Study Finds Hepatitis C Treatment Gap for Those With Alcohol Use Disorder

December 14, 2022 by TWN Staff
Study Finds Hepatitis C Treatment Gap for Those With Alcohol Use Disorder
(Photo by Dan McCue)

Individuals with alcohol use disorder are less likely to receive antivirals for hepatitis C, despite current guidelines recommending antiviral treatment regardless of alcohol use, according to a new study supported by the National Institutes of Health.

Direct-acting antiviral treatment is highly effective at reducing serious illness and death among individuals with hepatitis C virus infection, a condition that commonly occurs among people with alcohol use disorder. 

Led by scientists at Yale University, New Haven, Connecticut, the research was conducted by a team of international scientists and published in JAMA Network Open.

“There are treatment gaps for individuals with co-occurring hepatitis C virus and alcohol use disorder — and these gaps need to be addressed,” said corresponding author Dr. Lamia Y. Haque, assistant professor and director of the Yale Clinic for Alcohol and Addiction Treatment in Hepatology, Digestive Diseases at the Yale School of Medicine.

“For patients with hepatitis C virus and alcohol use disorder, this refers to a gap not only in  alcohol use disorder treatment, but also in lifesaving hepatitis C virus treatment. Both are crucial for liver health,” she said.

Haque and her colleagues used data from the Veterans Birth Cohort, an observational study containing electronic health records of all patients receiving care through the Veterans Health Administration born between 1945 and 1965.

This cohort was chosen for the study since people in this age range are more likely to have been diagnosed with hepatitis C than other age group.

From this sample, data from 133,753 individuals (97% male) were identified and analyzed based on their history of hepatitis C, documented Alcohol Use Disorder Identification Test-Consumption questionnaire responses, and having visited any VHA location from January 2014 through May 2017.

The authors point to several underlying causes that could be reflected in the hepatitis C-alcohol use disorder treatment gap, including stigma surrounding substance use, hesitancy to prescribe treatment based on concerns about adherence to treatment protocols, patients’ acceptance of hepatitis C treatment, and unintended delays if abstinence from alcohol is mandated for treatment access or patients are unable to establish care for alcohol use disorder.

Untreated hepatitis C is a serious medical concern, leading to severe illness and even death due to complications such as cirrhosis and liver cancer.

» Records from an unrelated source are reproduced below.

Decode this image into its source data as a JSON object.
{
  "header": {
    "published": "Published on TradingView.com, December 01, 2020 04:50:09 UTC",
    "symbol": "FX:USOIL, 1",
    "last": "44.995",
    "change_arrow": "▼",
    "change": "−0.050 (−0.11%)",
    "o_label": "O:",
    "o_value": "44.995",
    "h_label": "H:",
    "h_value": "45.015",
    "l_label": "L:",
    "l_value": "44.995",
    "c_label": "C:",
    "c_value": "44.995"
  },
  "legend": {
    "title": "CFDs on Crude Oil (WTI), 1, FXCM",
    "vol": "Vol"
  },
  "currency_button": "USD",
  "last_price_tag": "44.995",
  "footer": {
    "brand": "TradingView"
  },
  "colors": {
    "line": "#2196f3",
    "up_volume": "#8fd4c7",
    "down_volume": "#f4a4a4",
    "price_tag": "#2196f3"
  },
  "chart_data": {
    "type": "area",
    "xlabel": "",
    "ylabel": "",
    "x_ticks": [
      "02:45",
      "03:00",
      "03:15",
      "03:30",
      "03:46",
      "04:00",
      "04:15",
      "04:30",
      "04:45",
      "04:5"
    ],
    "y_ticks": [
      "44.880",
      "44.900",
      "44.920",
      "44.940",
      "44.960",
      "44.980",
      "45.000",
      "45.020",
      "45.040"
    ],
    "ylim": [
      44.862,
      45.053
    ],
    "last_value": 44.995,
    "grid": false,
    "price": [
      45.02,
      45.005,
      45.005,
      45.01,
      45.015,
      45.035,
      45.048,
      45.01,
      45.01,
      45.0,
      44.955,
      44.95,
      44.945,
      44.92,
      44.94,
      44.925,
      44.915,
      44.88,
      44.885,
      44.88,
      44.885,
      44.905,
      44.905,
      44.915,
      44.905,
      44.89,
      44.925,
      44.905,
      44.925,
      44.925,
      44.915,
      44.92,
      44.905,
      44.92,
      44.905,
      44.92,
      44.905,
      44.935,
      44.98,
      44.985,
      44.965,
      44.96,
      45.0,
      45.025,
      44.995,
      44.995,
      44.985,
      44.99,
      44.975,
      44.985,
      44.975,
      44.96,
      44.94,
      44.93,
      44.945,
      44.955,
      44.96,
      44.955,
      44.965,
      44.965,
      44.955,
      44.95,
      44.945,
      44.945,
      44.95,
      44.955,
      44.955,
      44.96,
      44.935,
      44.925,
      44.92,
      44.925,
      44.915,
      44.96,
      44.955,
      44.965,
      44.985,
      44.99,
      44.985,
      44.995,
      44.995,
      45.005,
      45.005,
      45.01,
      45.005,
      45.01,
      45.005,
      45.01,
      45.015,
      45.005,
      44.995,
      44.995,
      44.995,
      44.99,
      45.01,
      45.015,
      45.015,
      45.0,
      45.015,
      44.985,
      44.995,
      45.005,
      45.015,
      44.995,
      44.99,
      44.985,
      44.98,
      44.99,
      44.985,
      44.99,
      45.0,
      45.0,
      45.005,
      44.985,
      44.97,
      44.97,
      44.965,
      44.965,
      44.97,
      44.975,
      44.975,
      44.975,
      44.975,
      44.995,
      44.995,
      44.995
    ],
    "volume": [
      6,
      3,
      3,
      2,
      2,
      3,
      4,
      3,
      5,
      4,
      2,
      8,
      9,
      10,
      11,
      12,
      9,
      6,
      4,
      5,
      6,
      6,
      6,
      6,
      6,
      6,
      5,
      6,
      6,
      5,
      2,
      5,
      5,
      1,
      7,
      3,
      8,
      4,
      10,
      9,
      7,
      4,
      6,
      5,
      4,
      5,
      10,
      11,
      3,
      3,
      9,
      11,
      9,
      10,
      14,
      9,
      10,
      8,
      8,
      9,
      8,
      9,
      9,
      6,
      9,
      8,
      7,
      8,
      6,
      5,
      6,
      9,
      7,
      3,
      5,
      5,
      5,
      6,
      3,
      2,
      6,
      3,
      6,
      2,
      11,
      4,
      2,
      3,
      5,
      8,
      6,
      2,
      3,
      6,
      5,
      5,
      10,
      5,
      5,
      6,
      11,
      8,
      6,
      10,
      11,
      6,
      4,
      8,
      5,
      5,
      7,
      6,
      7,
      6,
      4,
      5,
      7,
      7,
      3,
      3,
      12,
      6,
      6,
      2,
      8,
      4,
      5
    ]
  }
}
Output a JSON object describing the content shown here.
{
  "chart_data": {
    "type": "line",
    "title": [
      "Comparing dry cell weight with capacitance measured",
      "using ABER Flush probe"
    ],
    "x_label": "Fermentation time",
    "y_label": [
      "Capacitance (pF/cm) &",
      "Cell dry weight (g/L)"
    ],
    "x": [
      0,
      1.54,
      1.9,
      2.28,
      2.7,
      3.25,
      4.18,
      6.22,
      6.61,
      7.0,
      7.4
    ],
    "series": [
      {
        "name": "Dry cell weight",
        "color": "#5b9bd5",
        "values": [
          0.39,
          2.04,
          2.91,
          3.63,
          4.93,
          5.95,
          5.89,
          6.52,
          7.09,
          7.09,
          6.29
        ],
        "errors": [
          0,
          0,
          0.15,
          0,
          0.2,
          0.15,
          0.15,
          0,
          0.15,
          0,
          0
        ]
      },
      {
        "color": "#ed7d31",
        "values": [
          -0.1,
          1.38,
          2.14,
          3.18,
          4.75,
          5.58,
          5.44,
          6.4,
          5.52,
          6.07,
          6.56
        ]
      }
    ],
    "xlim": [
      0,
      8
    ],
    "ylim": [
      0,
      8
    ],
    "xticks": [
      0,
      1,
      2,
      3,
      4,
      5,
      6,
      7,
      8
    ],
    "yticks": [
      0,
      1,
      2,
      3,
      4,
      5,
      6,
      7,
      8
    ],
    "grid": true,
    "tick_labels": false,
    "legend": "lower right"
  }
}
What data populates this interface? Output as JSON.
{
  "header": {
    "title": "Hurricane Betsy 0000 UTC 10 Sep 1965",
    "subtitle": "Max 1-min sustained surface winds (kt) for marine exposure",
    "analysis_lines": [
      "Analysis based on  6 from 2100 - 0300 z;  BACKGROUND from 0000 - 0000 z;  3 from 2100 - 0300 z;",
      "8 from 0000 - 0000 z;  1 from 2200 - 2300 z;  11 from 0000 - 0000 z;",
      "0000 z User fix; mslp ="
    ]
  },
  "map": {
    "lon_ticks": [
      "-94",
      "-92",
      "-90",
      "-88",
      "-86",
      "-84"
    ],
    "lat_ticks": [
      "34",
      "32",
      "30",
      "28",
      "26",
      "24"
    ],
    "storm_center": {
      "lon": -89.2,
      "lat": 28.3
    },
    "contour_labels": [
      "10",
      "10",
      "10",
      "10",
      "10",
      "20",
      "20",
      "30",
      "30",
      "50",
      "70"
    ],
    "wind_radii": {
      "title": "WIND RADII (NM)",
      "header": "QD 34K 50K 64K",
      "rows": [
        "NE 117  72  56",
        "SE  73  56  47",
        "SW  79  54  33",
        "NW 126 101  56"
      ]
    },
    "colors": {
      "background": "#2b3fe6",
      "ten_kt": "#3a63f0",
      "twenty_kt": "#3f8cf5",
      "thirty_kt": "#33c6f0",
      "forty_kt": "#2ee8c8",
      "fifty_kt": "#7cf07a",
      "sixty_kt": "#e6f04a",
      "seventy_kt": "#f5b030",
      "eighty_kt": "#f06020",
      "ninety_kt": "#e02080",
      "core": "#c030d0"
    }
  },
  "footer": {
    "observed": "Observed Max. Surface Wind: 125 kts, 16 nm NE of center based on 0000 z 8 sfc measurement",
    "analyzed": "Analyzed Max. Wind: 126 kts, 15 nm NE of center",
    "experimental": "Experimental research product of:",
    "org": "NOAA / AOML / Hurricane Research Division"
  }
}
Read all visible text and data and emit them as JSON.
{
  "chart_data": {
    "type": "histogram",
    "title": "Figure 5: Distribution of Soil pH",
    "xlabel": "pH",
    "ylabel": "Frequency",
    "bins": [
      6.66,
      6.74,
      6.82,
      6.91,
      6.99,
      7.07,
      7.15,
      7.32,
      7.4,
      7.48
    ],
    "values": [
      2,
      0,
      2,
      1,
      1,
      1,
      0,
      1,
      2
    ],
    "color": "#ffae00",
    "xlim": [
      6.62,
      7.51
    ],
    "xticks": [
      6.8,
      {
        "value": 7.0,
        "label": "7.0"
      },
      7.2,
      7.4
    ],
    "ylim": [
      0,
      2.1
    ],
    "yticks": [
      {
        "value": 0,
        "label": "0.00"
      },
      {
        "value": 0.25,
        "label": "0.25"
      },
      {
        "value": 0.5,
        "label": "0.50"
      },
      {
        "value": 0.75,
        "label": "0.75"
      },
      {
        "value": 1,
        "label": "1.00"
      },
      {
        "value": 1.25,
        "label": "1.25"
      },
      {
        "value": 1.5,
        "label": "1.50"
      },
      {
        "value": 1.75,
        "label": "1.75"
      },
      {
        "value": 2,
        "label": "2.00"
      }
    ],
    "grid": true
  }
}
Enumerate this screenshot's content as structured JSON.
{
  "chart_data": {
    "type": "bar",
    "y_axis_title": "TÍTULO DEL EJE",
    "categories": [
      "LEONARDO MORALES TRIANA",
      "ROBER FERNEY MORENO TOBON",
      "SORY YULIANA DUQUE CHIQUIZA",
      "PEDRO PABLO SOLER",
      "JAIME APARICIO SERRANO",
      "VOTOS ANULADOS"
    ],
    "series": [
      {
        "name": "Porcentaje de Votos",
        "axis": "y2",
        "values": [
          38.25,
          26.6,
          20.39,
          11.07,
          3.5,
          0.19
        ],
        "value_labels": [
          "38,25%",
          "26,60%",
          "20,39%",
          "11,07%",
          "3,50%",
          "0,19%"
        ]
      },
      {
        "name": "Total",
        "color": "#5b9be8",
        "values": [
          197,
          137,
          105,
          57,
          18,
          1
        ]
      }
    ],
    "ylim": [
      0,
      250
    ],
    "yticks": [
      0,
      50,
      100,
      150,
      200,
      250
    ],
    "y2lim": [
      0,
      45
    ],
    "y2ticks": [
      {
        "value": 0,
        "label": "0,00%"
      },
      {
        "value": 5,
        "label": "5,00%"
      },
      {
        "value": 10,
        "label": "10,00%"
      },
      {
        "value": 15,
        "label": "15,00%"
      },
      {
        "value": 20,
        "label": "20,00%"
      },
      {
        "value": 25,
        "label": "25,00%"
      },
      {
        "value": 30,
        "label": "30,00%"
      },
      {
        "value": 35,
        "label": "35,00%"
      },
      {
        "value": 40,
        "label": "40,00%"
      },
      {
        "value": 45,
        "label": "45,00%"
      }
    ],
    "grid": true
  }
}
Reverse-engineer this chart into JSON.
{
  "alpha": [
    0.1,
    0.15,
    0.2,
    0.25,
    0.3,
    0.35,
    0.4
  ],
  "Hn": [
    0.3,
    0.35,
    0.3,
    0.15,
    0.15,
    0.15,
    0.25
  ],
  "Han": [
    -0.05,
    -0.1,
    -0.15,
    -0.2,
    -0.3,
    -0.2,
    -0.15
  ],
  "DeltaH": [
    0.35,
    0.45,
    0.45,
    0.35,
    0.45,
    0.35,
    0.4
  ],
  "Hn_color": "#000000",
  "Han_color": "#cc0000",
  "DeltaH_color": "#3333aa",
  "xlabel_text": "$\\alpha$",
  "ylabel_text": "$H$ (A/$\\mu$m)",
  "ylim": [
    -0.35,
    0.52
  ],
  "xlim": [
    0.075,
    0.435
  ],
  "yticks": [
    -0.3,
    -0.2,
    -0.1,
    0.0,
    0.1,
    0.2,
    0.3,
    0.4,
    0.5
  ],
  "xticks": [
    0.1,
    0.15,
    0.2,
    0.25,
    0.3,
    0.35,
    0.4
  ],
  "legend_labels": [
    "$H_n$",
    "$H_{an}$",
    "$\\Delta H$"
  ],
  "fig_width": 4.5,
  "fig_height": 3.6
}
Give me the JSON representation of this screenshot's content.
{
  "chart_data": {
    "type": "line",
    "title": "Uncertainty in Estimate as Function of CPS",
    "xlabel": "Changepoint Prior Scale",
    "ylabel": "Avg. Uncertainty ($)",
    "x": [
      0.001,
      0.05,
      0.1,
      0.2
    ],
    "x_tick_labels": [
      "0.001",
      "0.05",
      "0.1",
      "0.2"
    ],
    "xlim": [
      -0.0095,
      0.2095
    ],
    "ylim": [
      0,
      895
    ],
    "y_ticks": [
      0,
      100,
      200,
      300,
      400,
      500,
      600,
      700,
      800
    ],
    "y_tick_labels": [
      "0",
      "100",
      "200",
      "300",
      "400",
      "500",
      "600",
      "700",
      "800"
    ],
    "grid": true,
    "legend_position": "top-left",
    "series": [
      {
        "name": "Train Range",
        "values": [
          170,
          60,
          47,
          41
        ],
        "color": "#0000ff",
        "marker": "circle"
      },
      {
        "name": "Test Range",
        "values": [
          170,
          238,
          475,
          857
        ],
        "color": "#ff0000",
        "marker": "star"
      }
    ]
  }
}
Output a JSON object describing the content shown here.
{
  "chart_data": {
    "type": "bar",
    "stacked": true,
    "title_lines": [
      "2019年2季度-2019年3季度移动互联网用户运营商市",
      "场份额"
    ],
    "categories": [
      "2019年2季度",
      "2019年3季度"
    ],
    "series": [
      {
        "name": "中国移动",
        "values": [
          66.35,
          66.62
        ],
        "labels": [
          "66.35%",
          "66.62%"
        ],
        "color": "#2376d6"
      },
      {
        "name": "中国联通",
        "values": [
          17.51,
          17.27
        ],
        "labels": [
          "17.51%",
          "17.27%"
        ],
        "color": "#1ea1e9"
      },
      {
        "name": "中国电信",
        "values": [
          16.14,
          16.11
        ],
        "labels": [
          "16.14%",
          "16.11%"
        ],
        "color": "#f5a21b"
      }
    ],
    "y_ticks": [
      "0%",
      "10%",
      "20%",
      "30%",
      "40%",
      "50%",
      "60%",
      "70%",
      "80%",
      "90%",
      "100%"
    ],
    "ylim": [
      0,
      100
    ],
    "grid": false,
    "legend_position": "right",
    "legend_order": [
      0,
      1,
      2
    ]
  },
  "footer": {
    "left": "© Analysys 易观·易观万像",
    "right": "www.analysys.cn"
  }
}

Cirrhosis and other forms of liver disease are also major concerns among individuals who misuse alcohol. Haque adds that, because of this, “it is logical to prioritize treatment of hepatitis C virus among individuals with alcohol use disorder, as outcomes can be more serious in this population.”

According to George F. Koob, Ph.D., director of the National Institute on Alcohol Abuse and Alcoholism, “This research exemplifies why efforts to reduce stigma around alcohol use disorder, and to integrate care for AUD and co-occurring conditions such as liver disease and HCV, are critically important in closing the treatment gap.

“Health care professionals play essential roles in identifying and addressing problematic alcohol consumption and co-occurring disorders, which can contribute to better health outcomes,” he said.